Cookbooks

Peter Gordon is one of those chefs you feel probably doesn't often cook in his restaurants in Auckland and London because he is so busy travelling and cooking at festivals, not to mention his prolific writing for periodicals as well as books.

His latest cookbook, Peter Gordon Everyday (HarperCollins) is full of mostly simple recipes, some even homely, such as baked beans in meat loaf and Mum's slow-cooked shoulder of mutton. Others reflect his global palate, a version of the Greek cucumber yoghurt salad using coconut milk instead of yoghurt and dill instead of mint, or the use of miso in several otherwise Western-inspired dishes. There are exotic combinations like carrot salad with rosewater, typical of Morocco, but I get the impression his signature yoking together of fusion flavours has mellowed over the years.

There are some very simple pasta dishes, some more complicated dinner-party recipes such as avocado mousse, tomato jelly and prawns, but I loved some of his simpler vegetable dishes, like roast cauliflower with olives and sage leaves, and his combination of broccoli, cauliflower, courgettes, raisins, pinenuts, radishes with pomegranate molasses and mint.

The index, unfortunately, is not particularly helpful - I could not find either of the above two recipes under "cauliflower" - which limits the book's usefulness when you are looking for inspiration for particular ingredients.


Annabel Langbein is big at the moment: her television series and cookbooks are hugely popular in many countries.

While international fame might be relatively recent, her food philosophy over many years of food writing has always been to help busy people cook, and share, good, simple food made with fresh ingredients and without too much fuss.

Her new book, published to coincide with her new television series, Annabel Langbein The Free Range Cook: Simple Pleasures (Annabel Langbein), continues with this theme and, like her two previous books, Free Range Cook and Free Range in the City, is lavishly illustrated with photographs of her in her garden at Wanaka and elsewhere in the South, enjoying food and wine with friends, and, of course, of seductive food.

Her food is fresh, modern and stylish, and covers the gamut from breads to cakes, from soups to preserves and, of course, lots of vegetables and salads. Chicken salad with nutty orange dressing, Mexican pulled pork, silverbeet gratin and ginger biscotti are some I plan to try.

Besides recipes and lovely photographs, there's lots of help in the book - menu suggestions and even some QR codes that link directly to videos on her website, www.annabel-langbein.com. It's a feel-good cookbook, with an underlying message about not losing sight of where our food comes from in an industrialised world. It's an enticement back to the land for city-dwellers with holiday houses in the country - like Langbein herself, who lives in Auckland where she also has a large vegetable garden - or those who wish they had. But nonetheless, she has a worthwhile message and great recipes.
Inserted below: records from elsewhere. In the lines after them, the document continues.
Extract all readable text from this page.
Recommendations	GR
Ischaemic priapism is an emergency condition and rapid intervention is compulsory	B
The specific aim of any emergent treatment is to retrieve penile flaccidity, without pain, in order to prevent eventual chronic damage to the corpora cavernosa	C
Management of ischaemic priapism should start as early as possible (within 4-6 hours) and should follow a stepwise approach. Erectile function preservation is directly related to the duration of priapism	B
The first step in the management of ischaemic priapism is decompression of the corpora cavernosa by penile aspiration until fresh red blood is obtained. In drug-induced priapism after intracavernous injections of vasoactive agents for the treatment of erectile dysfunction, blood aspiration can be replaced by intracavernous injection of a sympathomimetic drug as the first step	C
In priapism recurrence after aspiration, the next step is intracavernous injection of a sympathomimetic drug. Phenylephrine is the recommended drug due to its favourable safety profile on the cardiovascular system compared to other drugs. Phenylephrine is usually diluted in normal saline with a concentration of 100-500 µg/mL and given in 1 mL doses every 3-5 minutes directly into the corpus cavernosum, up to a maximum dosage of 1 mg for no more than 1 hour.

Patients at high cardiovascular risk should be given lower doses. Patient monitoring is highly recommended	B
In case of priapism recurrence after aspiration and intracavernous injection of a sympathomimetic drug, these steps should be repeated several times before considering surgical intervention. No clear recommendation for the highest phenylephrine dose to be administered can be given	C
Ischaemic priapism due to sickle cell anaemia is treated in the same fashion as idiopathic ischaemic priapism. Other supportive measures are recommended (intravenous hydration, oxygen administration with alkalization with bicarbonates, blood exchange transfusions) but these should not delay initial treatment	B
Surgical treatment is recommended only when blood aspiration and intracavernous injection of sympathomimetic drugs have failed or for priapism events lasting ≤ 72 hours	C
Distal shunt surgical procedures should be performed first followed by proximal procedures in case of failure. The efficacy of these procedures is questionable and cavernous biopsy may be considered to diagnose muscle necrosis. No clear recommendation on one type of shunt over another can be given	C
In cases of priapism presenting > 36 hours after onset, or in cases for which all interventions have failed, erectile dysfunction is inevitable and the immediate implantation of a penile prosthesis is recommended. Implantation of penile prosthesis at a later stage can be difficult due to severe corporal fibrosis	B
Her many fans won't be disappointed.


Another domestic goddess with an international following, British cook Nigella Lawson, has a new book out, Nigellissima: Instant Italian Inspiration (Chatto and Windus).

Although she had planned to write a book of authentic Italian recipes, she says in the introduction, she realised the dream of a glorified peasant past with mamma and nonna cooking and the family eating together around a kitchen table was an illusion - peasants often didn't have kitchens let alone tables, and sometimes not even food! The recipes in this book are inspired by Italian ways of cooking and the realisation that culinary traditions change with new ingredients and influences. After all, tomatoes were only introduced to Italy from the Americas in the 16th century.

There are lots of pasta recipes, some simple, homely ones like white beans with rosemary, or golden lentils with leek, lots of vegetable and meat dishes, a plethora of rich desserts and a whole section entitled "An Italian inspired Christmas" which includes nibbles such as crostini, savoury baking and dips, pork belly with chilli and fennel seeds, stuffed turkey, a wonderfully red "Renaissance salad" with different types of radicchio and pomegranate seeds, and baking - but no panforte. Perhaps that's already in one of her other books. Her fans will want this lavishly illustrated book. I'm not sure I like the shiny paper it's printed on or the capitalised ingredient lists, but her recipes and comments are always enticing.